Ronald Deibert, head of the world-renowned Citizen Lab cyber research program at the University of Toronto’s Munk School of Global Affairs, calls the collection of metadata the “indiscriminate collection and analysis of Canadians’ communications data,” and said, “I can’t see any circumstance in which this would not be unlawful, under current Canadian law, under our Charter, under CSEC’s mandates.”

The Conservatives, meanwhile, argue CSEC’s actions were legal and Prime Minister Stephen Harper’s national security adviser, Stephen Rigby said he is “not totally persuaded” that the airport’s wifi was even tapped.

“I think that the document that has been released clearly indicates that there has been collection of metadata,” Rigby said. “That is a well-known fact.… It does not represent a compromise of private communications by Canadians. It’s data about data,” making it “well within the legal parameters” of agency operations, he said.

Liberal leader Justin Trudeau launched a campaign to protect Canadians’ privacy and the both the Liberals and NDP intend to use opposition day to respond to recent Snowden documents.

The Conservatives have a history with spy legislation.
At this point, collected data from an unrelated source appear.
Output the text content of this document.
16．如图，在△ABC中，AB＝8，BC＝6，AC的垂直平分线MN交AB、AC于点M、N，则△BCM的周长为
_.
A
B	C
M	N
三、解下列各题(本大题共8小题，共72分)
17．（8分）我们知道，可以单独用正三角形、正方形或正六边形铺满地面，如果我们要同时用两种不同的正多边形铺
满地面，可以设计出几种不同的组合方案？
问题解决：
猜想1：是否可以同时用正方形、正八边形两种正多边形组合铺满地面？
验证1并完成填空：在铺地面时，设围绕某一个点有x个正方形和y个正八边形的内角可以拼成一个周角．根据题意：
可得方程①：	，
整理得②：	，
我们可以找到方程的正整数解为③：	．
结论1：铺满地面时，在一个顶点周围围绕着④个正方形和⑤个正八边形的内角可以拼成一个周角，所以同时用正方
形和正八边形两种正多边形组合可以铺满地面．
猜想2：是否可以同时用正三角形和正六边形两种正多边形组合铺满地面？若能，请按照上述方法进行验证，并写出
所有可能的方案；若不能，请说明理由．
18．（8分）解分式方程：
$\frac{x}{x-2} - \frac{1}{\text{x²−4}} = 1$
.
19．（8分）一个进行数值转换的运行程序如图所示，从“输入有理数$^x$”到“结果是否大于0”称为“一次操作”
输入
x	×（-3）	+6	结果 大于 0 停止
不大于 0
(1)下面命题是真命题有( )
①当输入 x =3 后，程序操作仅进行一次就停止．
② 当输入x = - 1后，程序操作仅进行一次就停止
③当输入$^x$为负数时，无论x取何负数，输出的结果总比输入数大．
The most notable one is Bill C-30 which wanted to allow the RCMP to act warrantlessly on citizens who committed crimes online. Then-Public Safety Minister Vic Toews challenged Liberal MP Francis Scarpaleggia saying “he can either stand with us or with the child pornographers.” However, when Vic Toew’s dirty secrets of his divorce hit the mainstream, he wasn’t nearly as thrilled as Canadians were at the prospect of his spying legislation.

Are you concerned about the increasing presence of the Canadian spy agency and the Harper government in our daily lives?